Hasret damarlarım kurudu özleye özleye… Bekleye bekleye beklemelerden usandım. Eskiden de yoktun, şimdi de yoksun ve bir daha hiç olmayacaksın artık. İyice anlaşıldı.
Aslında benim bir şeyim değildin. Evlendiğin adam bilseydi arkadaşlığımızı, sana çok kızardı. Kuzen de kızar mutlaka. Anneannen de kızmıştı. Bir kere misafir edebilmiştin beni evinizde, sonra yasaklamıştı. Yanıma gelmeni bile istemiyordu. Bende onu o kadar rahatsız edecek ne vardı acaba? Aslında var olan değildi mesele, yok olandı. Bende hiçbir şey yoktu.
Benden sana zarar gelmezdi ama gezip tozduğun arkadaşların vardı. Aslında o seni onlardan sakınmalıydı. Ben o konuda seni çok ikaz etmiştim. O zamanlar uysal biriydin. Söz dinlerdin. Şair bozuntusu kocan konusunda sana pek suç bulamıyorum. O suçun en büyüğü annendeydi. Sonra o aklı başında görünen çatlak anneannende… Sonra da paragözlükte üçüncü sırada olduğun için sende…
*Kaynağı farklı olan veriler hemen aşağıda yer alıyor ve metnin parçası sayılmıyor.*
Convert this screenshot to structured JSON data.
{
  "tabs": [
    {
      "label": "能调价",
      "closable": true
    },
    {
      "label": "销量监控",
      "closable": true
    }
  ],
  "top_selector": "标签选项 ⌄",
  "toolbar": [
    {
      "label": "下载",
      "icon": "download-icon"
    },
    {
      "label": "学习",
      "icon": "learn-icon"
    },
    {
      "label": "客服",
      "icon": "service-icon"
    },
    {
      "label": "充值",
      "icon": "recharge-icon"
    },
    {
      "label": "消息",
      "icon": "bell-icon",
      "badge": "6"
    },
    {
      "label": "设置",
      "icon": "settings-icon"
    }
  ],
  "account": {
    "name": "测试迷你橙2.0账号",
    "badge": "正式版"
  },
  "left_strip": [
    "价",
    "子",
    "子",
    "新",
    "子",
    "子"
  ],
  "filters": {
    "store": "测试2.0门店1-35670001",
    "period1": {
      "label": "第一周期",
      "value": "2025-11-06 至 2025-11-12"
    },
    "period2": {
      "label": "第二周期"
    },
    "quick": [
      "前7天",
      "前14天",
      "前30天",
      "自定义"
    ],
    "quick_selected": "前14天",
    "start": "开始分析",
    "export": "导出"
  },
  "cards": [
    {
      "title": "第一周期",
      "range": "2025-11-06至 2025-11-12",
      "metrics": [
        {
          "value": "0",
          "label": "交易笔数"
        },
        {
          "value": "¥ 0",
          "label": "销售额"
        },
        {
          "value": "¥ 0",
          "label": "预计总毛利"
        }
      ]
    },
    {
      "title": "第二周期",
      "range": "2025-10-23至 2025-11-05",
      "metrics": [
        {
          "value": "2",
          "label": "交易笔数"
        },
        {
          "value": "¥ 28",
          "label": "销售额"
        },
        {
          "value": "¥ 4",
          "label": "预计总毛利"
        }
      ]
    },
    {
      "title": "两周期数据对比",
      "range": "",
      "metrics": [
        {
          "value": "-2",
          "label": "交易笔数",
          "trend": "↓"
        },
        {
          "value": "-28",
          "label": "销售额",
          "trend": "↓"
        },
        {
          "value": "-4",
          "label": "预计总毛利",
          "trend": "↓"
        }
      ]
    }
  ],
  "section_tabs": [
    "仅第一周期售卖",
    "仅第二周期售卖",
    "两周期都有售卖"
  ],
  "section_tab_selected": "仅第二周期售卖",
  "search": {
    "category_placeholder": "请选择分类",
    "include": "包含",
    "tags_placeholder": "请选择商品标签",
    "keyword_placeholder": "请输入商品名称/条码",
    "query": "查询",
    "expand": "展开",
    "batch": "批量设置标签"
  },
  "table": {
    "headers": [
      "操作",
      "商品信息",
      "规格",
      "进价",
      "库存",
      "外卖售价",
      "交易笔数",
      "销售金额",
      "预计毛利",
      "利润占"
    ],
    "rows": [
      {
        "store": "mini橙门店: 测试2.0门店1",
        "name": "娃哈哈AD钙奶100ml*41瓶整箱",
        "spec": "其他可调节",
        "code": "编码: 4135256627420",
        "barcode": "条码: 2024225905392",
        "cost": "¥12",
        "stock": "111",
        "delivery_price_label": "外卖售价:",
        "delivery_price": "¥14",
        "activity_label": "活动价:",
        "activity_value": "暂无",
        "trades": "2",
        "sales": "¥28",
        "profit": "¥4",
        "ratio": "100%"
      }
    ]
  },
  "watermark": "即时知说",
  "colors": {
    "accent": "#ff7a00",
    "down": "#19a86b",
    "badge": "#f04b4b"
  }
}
Sen o zamanlar da biliyordun o adamın yemeğe falan götürdüğü, arabasında gezdirdiği sevgilileri falan olduğunu, annenden önce de. Bile bile ladesti sizinki bal gibi de.
İnsan, hayatta her şeye hazırlamalı kendisini. Ben hep hazırlıksız yakalandım her şeye. Aşka da hazırlıksız yakalandım. Evliliğim de aceleye geldi, ablasına nispet yapmak için nasıl karar verdiğimi ben bile anlayamadım. Bir de baktım ki allı evlenmiş, güllü gelin olmuş. İş işten geçmiş bir kere. İnsan sırf inat için evlenir mi! Benim gibi bir adam evlenir! “Laz aklı…” diyorlar.
Herkes kendi başının belasını kendi bulurmuş. Yeni bir şarkı çıktı ya… Hani herkesin dilinde… “Kendim ettim kendim buldum!” Cem karaca, Erkin Koray… Bir de ben söylüyorum şimdilerde.
Bir burada kalmak var, bir de uzaklara gitmek… Benim için iki ihtimal… Ne yapacağımı bilmiyorum. Yarın ne olacak kimse bilmiyor. Sadece Allah biliyor.
En çok yağmurlu havalarda özleyeceğim seni. Öyle ıpıslak, üşümüş, şaşkın… Şıpır şıpır sular damlarken saçlarından… Kaşlarının altından çekingen çekingen bakarken… Lacimavi bir güneş doğarken o yağmurda… Hep ıpıslak hatırlayacağım seni.
Arkadaşlığımız öyle başlamıştı. Islak Martı! Bana kalsa yine arkadaşlığımız aynen böyle devam etsin isterdim. Çok isterdim ama olmadı. Özür de dilemedin. Az değil, çok şeyi kırıp döküp gittin.
Ben ne yapacağım şimdi burada böyle? Daha ne kalacağım buralarda? Gelecek gelecek de nasıl gelecek? Benim kimsem yok ki buralarda. Oğlum için, temiz hava için gelmiştik Antalya’ya. Onlar gittiklerinde sırf sen varsın diye burada kalmıştım ben de. Bir de bu şehri, içinde sen olduğun için çok sevdim diye…
Zaman ne getirecek ne götürecek hiç bilmiyorum. Ben senin arkadaşlığınla mutlu olurdum da sen dış hatlarda geziyorsun. Bu da benim tahammülümü aşıyor.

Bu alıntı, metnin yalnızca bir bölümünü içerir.